State of Downtown Orlando: Mayor doubles down on metaverse – The Business Journals

Buddy Dyer did something new with his State of Downtown address.
The Orlando Mayor during his Dec. 7 address at Luminary Green Park within downtown’s Creative Village hosted what he said was the first address by a mayor in the metaverse. With the help of the Orlando Economic Partnership, The Metaverse Construction Co., the Central Florida Chapter of the VR/AR Association, 302 Interactive and Engage, the mayor simulcast his live annual address alongside a virtual avatar in a virtual world.
Why this matters: Emerging technology pays high-wage jobs. Regional updates provide insight into what business activity lies ahead.
Dyer called the City Beautiful the “MetaCenter of the Metaverse” with companies — including nearby Electronic Arts (Nasdaq: EA), which designed a separate “digital twin” of the mayor, and Unity Software Inc. (NYSE: U) — helping to build that environment.
Dyer also added he wants to build upon the companies here that are in the tech sector, claiming there are more than 2,500 tech jobs available in Orlando.
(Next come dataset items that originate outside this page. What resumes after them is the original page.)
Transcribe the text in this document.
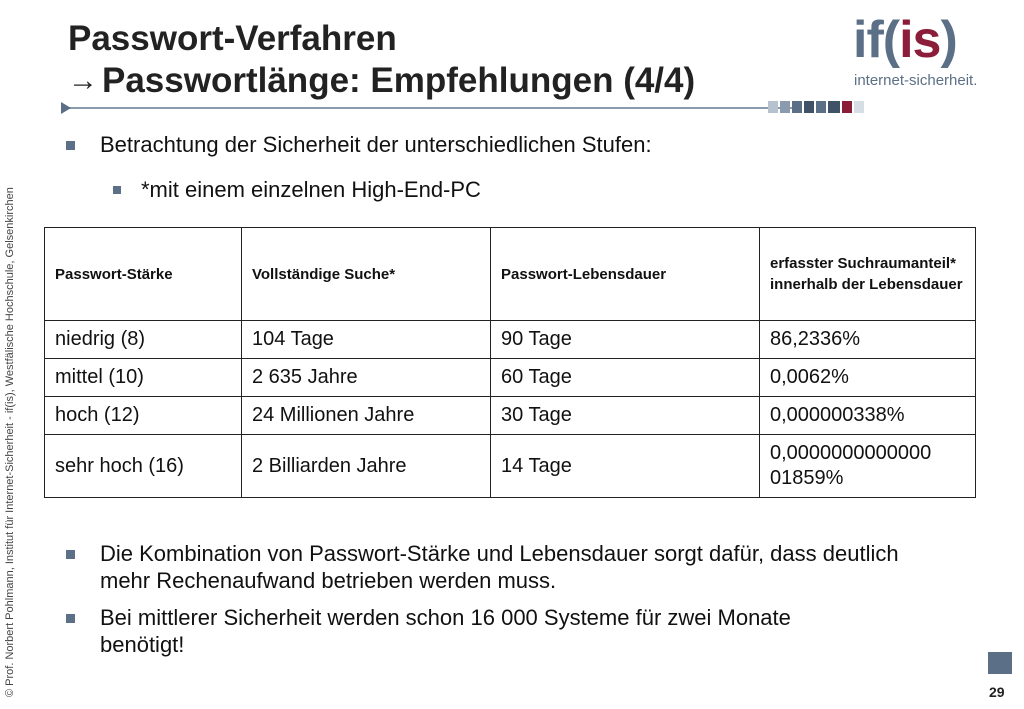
Passwort-Verfahren
→ Passwortlänge: Empfehlungen (4/4)
if(is)
internet-sicherheit.
© Prof. Norbert Pohlmann, Institut für Internet-Sicherheit - if(is), Westfälische Hochschule, Gelsenkirchen
Betrachtung der Sicherheit der unterschiedlichen Stufen:
*mit einem einzelnen High-End-PC
Passwort-Stärke	Vollständige Suche*	Passwort-Lebensdauer	erfasster Suchraumanteil* innerhalb der Lebensdauer
niedrig (8)	104 Tage	90 Tage	86,2336%
mittel (10)	2 635 Jahre	60 Tage	0,0062%
hoch (12)	24 Millionen Jahre	30 Tage	0,000000338%
sehr hoch (16)	2 Billiarden Jahre	14 Tage	0,0000000000000 01859%
Die Kombination von Passwort-Stärke und Lebensdauer sorgt dafür, dass deutlich mehr Rechenaufwand betrieben werden muss.
Bei mittlerer Sicherheit werden schon 16 000 Systeme für zwei Monate benötigt!
29
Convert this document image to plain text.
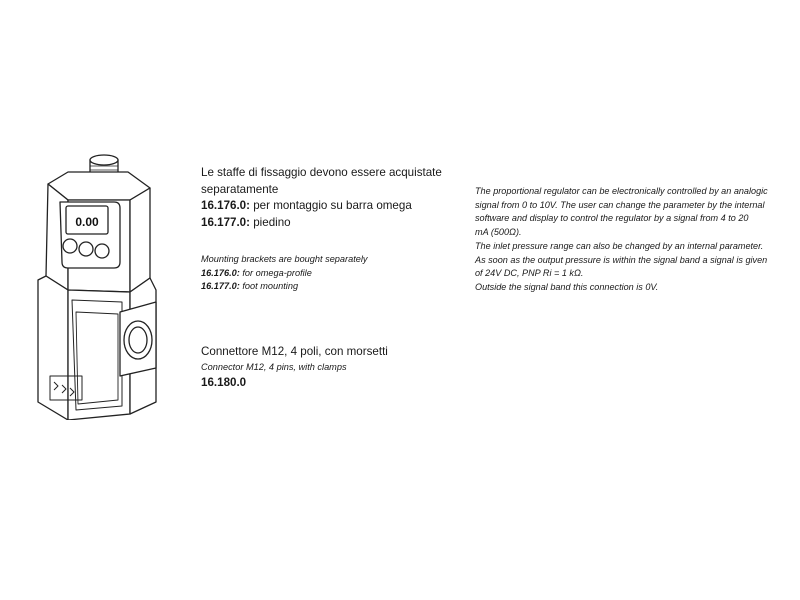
0.00
Le staffe di fissaggio devono essere acquistate
separatamente
16.176.0: per montaggio su barra omega
16.177.0: piedino
Mounting brackets are bought separately
16.176.0: for omega-profile
16.177.0: foot mounting
Connettore M12, 4 poli, con morsetti
Connector M12, 4 pins, with clamps
16.180.0
The proportional regulator can be electronically controlled by an analogic
signal from 0 to 10V. The user can change the parameter by the internal
software and display to control the regulator by a signal from 4 to 20
mA (500Ω).
The inlet pressure range can also be changed by an internal parameter.
As soon as the output pressure is within the signal band a signal is given
of 24V DC, PNP Ri = 1 kΩ.
Outside the signal band this connection is 0V.
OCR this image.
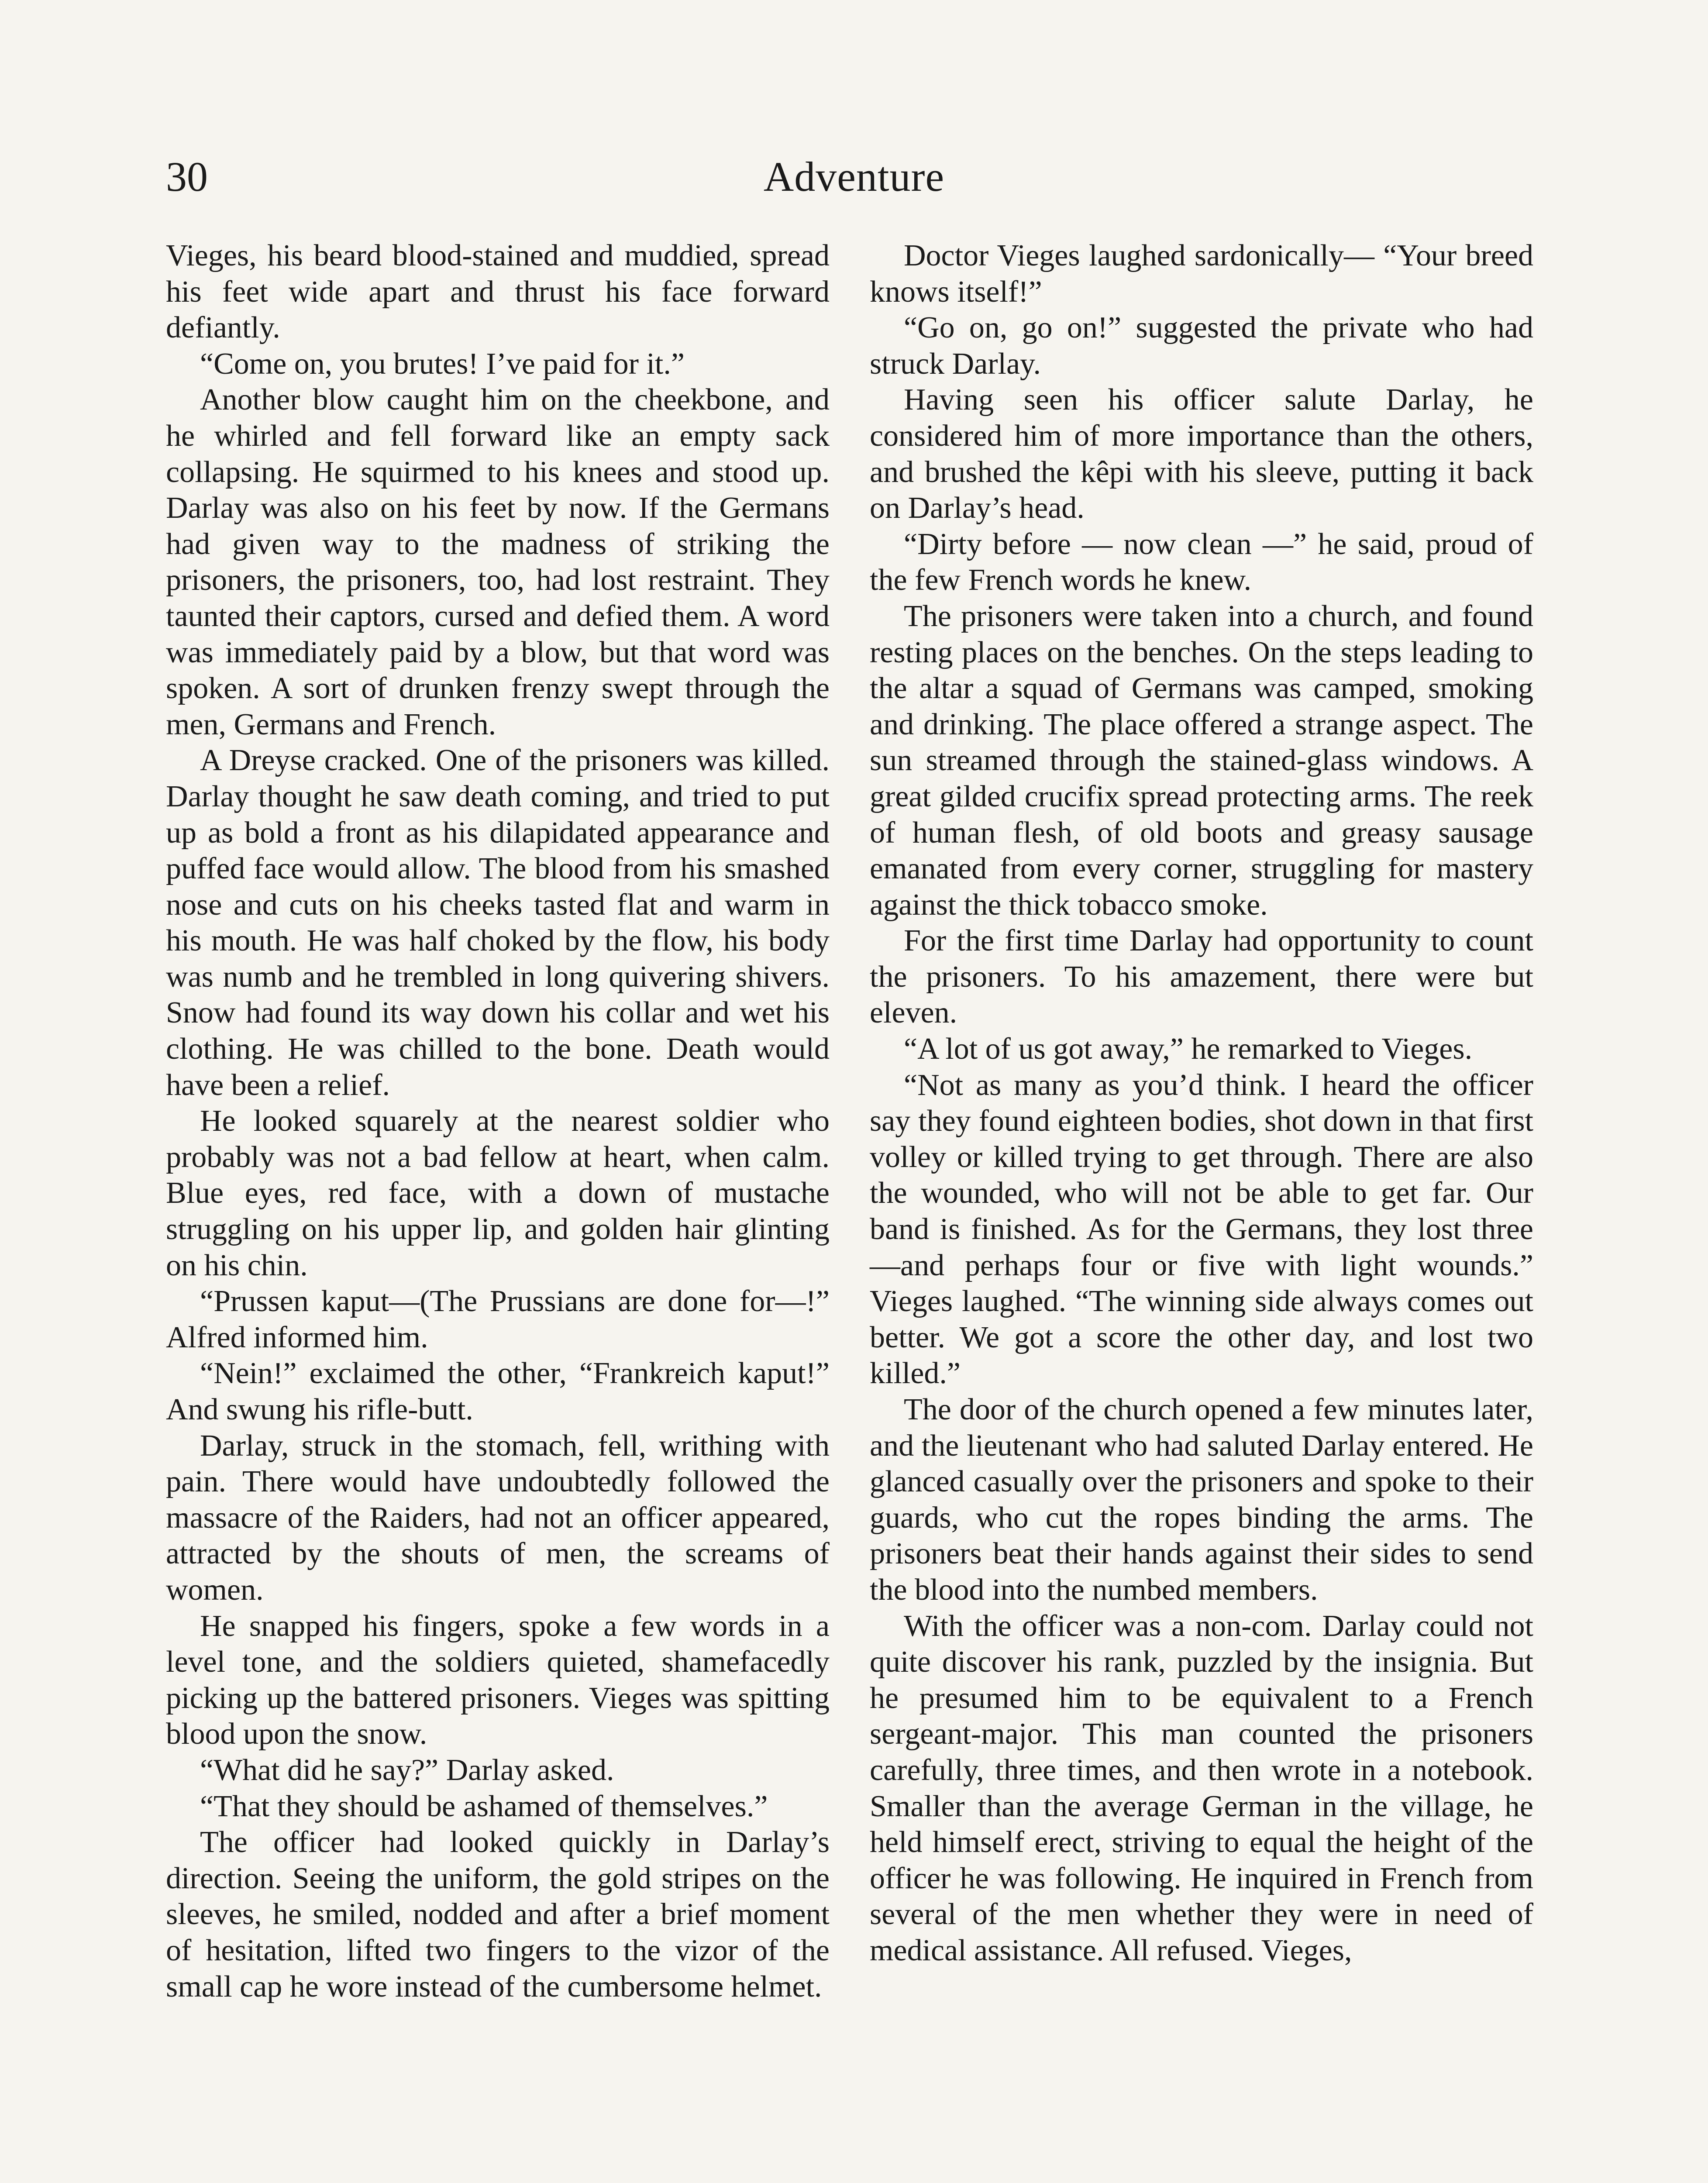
30	Adventure

Vieges, his beard blood-stained and muddied, spread his feet wide apart and thrust his face forward defiantly.

“Come on, you brutes! I’ve paid for it.”

Another blow caught him on the cheekbone, and he whirled and fell forward like an empty sack collapsing. He squirmed to his knees and stood up. Darlay was also on his feet by now. If the Germans had given way to the madness of striking the prisoners, the prisoners, too, had lost restraint. They taunted their captors, cursed and defied them. A word was immediately paid by a blow, but that word was spoken. A sort of drunken frenzy swept through the men, Germans and French.

A Dreyse cracked. One of the prisoners was killed. Darlay thought he saw death coming, and tried to put up as bold a front as his dilapidated appearance and puffed face would allow. The blood from his smashed nose and cuts on his cheeks tasted flat and warm in his mouth. He was half choked by the flow, his body was numb and he trembled in long quivering shivers. Snow had found its way down his collar and wet his clothing. He was chilled to the bone. Death would have been a relief.

He looked squarely at the nearest soldier who probably was not a bad fellow at heart, when calm. Blue eyes, red face, with a down of mustache struggling on his upper lip, and golden hair glinting on his chin.

“Prussen kaput—(The Prussians are done for—!” Alfred informed him.

“Nein!” exclaimed the other, “Frankreich kaput!” And swung his rifle-butt.

Darlay, struck in the stomach, fell, writhing with pain. There would have undoubtedly followed the massacre of the Raiders, had not an officer appeared, attracted by the shouts of men, the screams of women.

He snapped his fingers, spoke a few words in a level tone, and the soldiers quieted, shamefacedly picking up the battered prisoners. Vieges was spitting blood upon the snow.

“What did he say?” Darlay asked.

“That they should be ashamed of themselves.”

The officer had looked quickly in Darlay’s direction. Seeing the uniform, the gold stripes on the sleeves, he smiled, nodded and after a brief moment of hesitation, lifted two fingers to the vizor of the small cap he wore instead of the cumbersome helmet.

Doctor Vieges laughed sardonically— “Your breed knows itself!”

“Go on, go on!” suggested the private who had struck Darlay.

Having seen his officer salute Darlay, he considered him of more importance than the others, and brushed the kêpi with his sleeve, putting it back on Darlay’s head.

“Dirty before — now clean —” he said, proud of the few French words he knew.

The prisoners were taken into a church, and found resting places on the benches. On the steps leading to the altar a squad of Germans was camped, smoking and drinking. The place offered a strange aspect. The sun streamed through the stained-glass windows. A great gilded crucifix spread protecting arms. The reek of human flesh, of old boots and greasy sausage emanated from every corner, struggling for mastery against the thick tobacco smoke.

For the first time Darlay had opportunity to count the prisoners. To his amazement, there were but eleven.

“A lot of us got away,” he remarked to Vieges.

“Not as many as you’d think. I heard the officer say they found eighteen bodies, shot down in that first volley or killed trying to get through. There are also the wounded, who will not be able to get far. Our band is finished. As for the Germans, they lost three—and perhaps four or five with light wounds.” Vieges laughed. “The winning side always comes out better. We got a score the other day, and lost two killed.”

The door of the church opened a few minutes later, and the lieutenant who had saluted Darlay entered. He glanced casually over the prisoners and spoke to their guards, who cut the ropes binding the arms. The prisoners beat their hands against their sides to send the blood into the numbed members.

With the officer was a non-com. Darlay could not quite discover his rank, puzzled by the insignia. But he presumed him to be equivalent to a French sergeant-major. This man counted the prisoners carefully, three times, and then wrote in a notebook. Smaller than the average German in the village, he held himself erect, striving to equal the height of the officer he was following. He inquired in French from several of the men whether they were in need of medical assistance. All refused. Vieges,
Part of that strategy will be luring and retaining those workers including graduates from the University of Central Florida and other regional colleges.
“Keeping people here and bringing people here is a big part of our economic strategy because if the talent is here, then the companies are going to come here,” Dyer said after the address in a press conference.
The drive to continue momentum in the sector comes as some experts see Orlando as a place with an existing strong foundation.
Cathy Hackl, the leader for metaverse consultancy Futures Intelligence Group, previously told Orlando Business Journal that Orlando is in a good place to draw talent because local universities like the University of Central Florida and Full Sail University are providing training in the necessary areas for metaverse technology.
“There’s going to be an even bigger talent war, and places like Orlando that already are training that talent today are going to benefit,” Hackl said. “Companies are going to want to recruit more there, [and] startups might set up shop there … because there’s easy access to talent. “
Meanwhile, Dyer highlighted other efforts to help bring workers and other residents downtown in the future including:
The mayor also sees potential in development of the 68-acre Creative Village, which is nearing more than $2 billion in public and private investment. The next phase includes a 26-story, 326-unit apartment high-rise, a 12-story, 185,000-square-foot multi-tenant office building and a 10-story, 180-room hotel.
In addition, Dyer said as part of future planning, the city will study new uses for the Bob Carr Theater and likely will settle on a function within the next year.